The Worst Ones 2023 Movie Review
Street casting — the process of plucking non-professional actors from their everyday lives to play prominent screen roles, often as observationally scripted versions of themselves — is a process that has yielded rich rewards for many a French film in recent years. Titles from Laurent Cantet’s “The Class” to Frédéric Baillif’s “La Mif” have thrived off the vibrant spontaneity of their enterprisingly sourced young ensembles, but how often is a degree of exploitation the price paid for such diamond-in-the-rough authenticity? A lively, spiky and elastically metatextual debut feature from Lise Akoka and Romane Gueret, “The Worst Ones” asks this and other questions of a practice it too perpetuates: The internal artistic conflict that ensues is very much the point.
A surprise winner of the Un Certain Regard prize at Cannes in May, “The Worst Ones” thoughtfully applies the filmmakers’ shared background in casting to its somewhat inside-baseball premise: a film-within-a-film that wittily traces the chaotic pre-production and production trials of an indie feature shot on location in the working-class coastal town of Boulogne-sur-Mer in northern France. Those casting credentials help ground Akoka and Gueret’s industry-focused argument in credible accountability, but they also come to the fore in the film’s own expert use of non-pro talents: an irresistible quartet of young discoveries whose sharp, literally lived-in performances make the best case for the defense.
Not that “The Worst Ones” is set up in strict rhetorical terms. Casually structured and sometimes breezy in tone, it gestures toward hard satire in its depiction of the manufactured “grittiness” pursued by many film artists in the country’s tradition of banlieue cinema — but a prevailing sense of affection, not limited to the kids at its center, somewhat mollifies the film’s ethical inquiry. Akoka and Gueret first addressed these ideas in their César-nominated 2016 short “Chasse Royale”; its expansion has been several years in the making, entailing years of casting and workshopping in working-class northern France, making “The Worst Ones” a sort of mirror document of its own development.

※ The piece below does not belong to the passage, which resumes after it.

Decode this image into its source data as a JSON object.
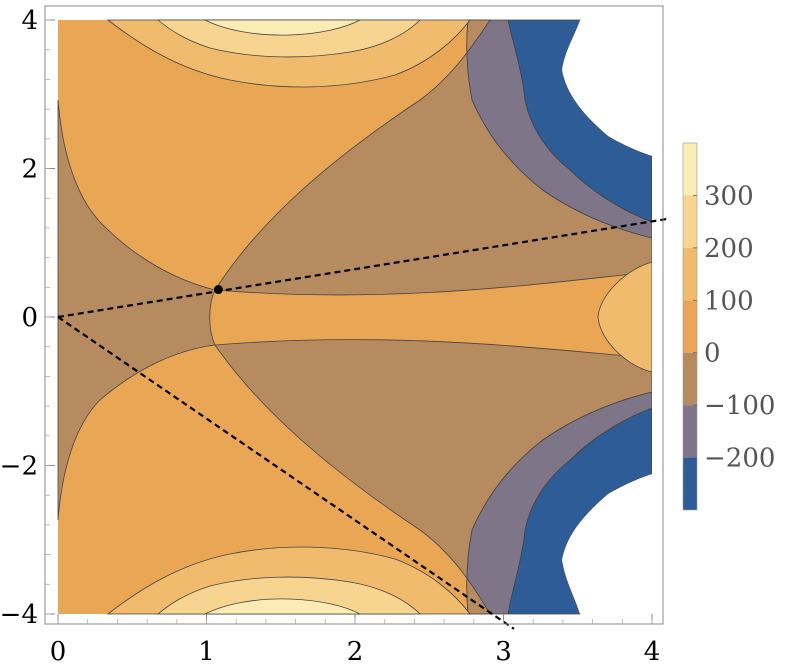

The film’s fictional counterpart, then, is the unpromisingly titled “Pissing in the North Wind,” a belated debut feature for middle-aged Flemish artist Gabriel (an amusing Johan Heldenbergh) that resembles a po-faced parody of the social realism perfected by his compatriots the Dardenne brothers. A character study of a pregnant teen and her peers, it’s light on script, depending heavily on what its amateur stars can bring to the table. “The Worst Ones’” own title refers to the locals’ bewilderment at the casting process when the production rolls into their suburban housing project: They could pick anyone, and they chose those kids?
Neighbors may not see the scrappy talent in Lily (Mallory Manecque), Ryan (Timéo Mahault), Jessy (Loïc Pech) and Maylis (Melina Vanderplancke), but that’s their loss. Handed the tricky dual assignment of playing their characters both in actor mode and as “themselves” when the cameras are off, they’re a remarkable collective, seemingly cast to personality type but with canny performance instincts of their own.
The problems come when Gabriel either doesn’t trust those instincts enough, or counts too much on their naïveté. Discomfiting scenes of him goading the naturally short-fused pre-teen Ryan to lose his cool for a fight scene, or inappropriately coaching a love scene between Lily and Jessy — with no intimacy coordinator on set — encourage viewers to wonder just how much insensitive engineering goes into the “natural” performances we marvel at on screen. One assumes Akoka and Gueret handle their vulnerable non-pro actors with rather more delicacy and care, but “The Worst Ones,” with dark humor and occasionally confrontational candor, still gives us room to query the industry conventions in which it is complicit.
To what extent the actors are playing themselves is for them to determine: Certainly, Gabriel’s screenplay appears to hinge on certain bleak classist stereotypes to which they may not entirely relate. Those skeptical locals, furthermore, voice their resentment of outside observers like Gabriel for presenting their lives in an unflattering light, for the sake of art. It’s not all teenage pregnancies and social decay in Boulogne-sur-Mer — would it kill the filmmakers to seek out the community’s points of pride? Conscientious and self-effacing, “The Worst Ones” doesn’t entirely absolve itself of similar charges, though it does find artistry and honor where others tend not to look.